Am Abschnitt Jiankou der Chinesischen Mauer im Beijinger Stadtbezirk Huairou trifft sich am Samstag öfter eine Gruppe von Enthusiasten von Aktivitäten im Freien. Sie klettern mit weißen Plastiktüte ausgerüstet auf die flachen Hügel und sammeln dort den Müll von den Wegen. Sie nenne sich die „Gäste von Jiankou“. Jiankou (Deutsch: „Pfeilnocke“) ist ein berühmter Abschnitt der Chinesischen Mauer mit markanter Form in der Nähe von Beijing, welcher als beliebtes Fotomotiv dient.

„Wir sind vor einigen Jahren in der Nähe des Mauerabschnitts Xianmuyu geklettert und haben dann das hier entdeckt.
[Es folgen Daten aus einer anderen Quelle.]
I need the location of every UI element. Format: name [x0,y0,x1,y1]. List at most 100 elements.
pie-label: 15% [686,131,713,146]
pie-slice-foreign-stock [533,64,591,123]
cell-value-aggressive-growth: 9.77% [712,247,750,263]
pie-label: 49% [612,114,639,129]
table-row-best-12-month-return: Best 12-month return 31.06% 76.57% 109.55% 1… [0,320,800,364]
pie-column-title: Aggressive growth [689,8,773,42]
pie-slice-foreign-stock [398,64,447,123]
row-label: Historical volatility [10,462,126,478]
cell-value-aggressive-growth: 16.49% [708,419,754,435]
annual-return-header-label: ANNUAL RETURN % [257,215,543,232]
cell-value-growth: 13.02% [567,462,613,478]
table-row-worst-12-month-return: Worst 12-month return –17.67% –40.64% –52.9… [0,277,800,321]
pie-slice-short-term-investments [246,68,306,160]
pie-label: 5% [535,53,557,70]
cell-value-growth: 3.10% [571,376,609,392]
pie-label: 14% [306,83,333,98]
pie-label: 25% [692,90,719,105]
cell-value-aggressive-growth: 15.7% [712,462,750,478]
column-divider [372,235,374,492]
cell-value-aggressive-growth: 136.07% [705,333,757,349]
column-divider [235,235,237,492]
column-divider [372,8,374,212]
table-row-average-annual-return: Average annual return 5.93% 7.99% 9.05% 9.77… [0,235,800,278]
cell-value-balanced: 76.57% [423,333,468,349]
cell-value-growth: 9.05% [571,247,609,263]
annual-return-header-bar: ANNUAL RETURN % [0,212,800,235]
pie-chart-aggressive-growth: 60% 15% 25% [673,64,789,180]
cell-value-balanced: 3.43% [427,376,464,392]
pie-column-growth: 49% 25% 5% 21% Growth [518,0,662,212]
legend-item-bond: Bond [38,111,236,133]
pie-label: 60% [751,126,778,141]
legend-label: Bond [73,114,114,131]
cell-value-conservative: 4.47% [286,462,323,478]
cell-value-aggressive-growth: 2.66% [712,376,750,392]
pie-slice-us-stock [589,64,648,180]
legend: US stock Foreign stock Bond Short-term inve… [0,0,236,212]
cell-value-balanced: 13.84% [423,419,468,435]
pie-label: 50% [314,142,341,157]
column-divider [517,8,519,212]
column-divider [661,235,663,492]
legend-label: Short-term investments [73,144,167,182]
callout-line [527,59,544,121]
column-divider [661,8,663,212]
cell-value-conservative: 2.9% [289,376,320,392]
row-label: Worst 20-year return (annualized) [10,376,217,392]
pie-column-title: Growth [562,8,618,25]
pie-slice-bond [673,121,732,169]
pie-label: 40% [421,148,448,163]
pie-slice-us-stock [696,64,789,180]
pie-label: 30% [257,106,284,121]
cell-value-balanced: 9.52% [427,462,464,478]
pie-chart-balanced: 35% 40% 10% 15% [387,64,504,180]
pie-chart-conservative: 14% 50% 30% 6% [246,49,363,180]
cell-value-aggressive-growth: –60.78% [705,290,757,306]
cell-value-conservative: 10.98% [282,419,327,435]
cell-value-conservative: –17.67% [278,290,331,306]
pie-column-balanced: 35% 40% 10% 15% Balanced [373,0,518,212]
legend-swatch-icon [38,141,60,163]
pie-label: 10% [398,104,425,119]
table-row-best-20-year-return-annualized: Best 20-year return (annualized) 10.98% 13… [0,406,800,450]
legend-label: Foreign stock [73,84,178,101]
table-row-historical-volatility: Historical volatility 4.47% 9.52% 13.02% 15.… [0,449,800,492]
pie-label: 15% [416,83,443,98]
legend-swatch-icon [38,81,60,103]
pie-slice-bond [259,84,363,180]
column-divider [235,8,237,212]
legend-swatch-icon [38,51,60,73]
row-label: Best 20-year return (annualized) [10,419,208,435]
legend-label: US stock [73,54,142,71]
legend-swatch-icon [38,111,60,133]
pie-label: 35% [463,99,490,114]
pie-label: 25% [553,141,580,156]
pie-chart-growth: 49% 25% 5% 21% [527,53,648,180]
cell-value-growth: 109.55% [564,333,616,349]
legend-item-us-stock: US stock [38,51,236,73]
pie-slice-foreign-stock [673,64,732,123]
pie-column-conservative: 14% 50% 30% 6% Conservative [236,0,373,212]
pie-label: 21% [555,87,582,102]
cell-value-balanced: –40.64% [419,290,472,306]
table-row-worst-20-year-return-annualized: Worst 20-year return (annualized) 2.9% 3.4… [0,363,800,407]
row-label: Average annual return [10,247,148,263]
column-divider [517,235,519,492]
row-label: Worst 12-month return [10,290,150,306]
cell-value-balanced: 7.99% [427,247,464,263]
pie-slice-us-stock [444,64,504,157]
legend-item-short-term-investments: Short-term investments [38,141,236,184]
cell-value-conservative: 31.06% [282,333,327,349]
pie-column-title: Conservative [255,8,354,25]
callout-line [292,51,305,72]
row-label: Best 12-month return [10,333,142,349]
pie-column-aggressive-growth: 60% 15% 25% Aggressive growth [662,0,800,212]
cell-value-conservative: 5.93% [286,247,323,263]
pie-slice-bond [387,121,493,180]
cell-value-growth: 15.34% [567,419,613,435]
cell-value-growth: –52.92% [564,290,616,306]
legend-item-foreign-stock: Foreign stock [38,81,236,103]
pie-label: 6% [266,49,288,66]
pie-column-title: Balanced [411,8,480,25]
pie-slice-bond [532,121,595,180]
Wie herrlich!“, erklärt der Initiator der Gruppe Zou Yi. „Mit wachsender Bekanntheit des Jiankou-Mauerabschnitts nahm auch der dort entsorgte Müll zu, daher habe ich die „Gäste von Jiankou“ gegründet, um an der Mauer aufzuräumen.“ Seit September 2013 bis heute haben mehr als 3.200 Menschen an diesen Sammelaktionen teilgenommen.

Zou Yi ist ein unverbesserlicher Umweltaktivist. Vor einigen Jahren nahm er an einer Umweltaktion teil, bei der jeder Teilnehmer einen Fragebogen ausfüllen musste. Auf diesem ließ sich unter anderem die Frage finden: Welches Verkehrsmittel haben Sie zur Teilnahme an der Aktion verwendet? „Dies hat mir bewusst gemacht, dass jede soziale Aktivität einen gewissen Energieverbrauch und Kohlenstoffdioxidemissionen mit sich bringt. Daher habe ich mich zu einer umweltfreundlicheren Lebensweise entschlossen.“

Um noch mehr Menschen über die Bekämpfung der Luftverschmutzung aufzuklären und sie zu einer umweltfreundlichen Lebensweise anzuregen, nimmt Zou Yi seit Januar 2013 jeden Tag vom selben Ort den Himmel über Beijing auf und dokumentiert so die Luftqualität in der Hauptstadt. Er veröffentlichte diese Bilder als eine Gesamtübersicht auch auf dem Mikroblogging-Dienst Weibo, einem chinesischen Äquivalent zu Twitter.


Zou Yi präsentiert Medienvertretern seine 2014 aufgenommenen Fotos der Beijinger Luftqualität. (Foto: chinaenvironment.com)

„Auch wenn eine Einschätzung zur Güte der Luftqualität auf den Bildern nicht ganz wissenschaftlich sein kann, sind Daten allein zu abstrakt. Mit dem Blick auf die Fotos von einem Jahr ist mit einem Blick alles klar“, so Zou. Sein vor kurzem auf Weibo veröffentlichtes Jahresfoto hat bereits mehr als 50 Millionen Klicks erhalten.

Langsam aber stetig unterlaufen das Denken und die Ansichten von Zou Yis vielen Freunden einem Wandel und sie beginnen, sich bewusst zu werden, dass das Smog-Problem gemeinsame Bemühungen von Regierung und Bevölkerung verlangt.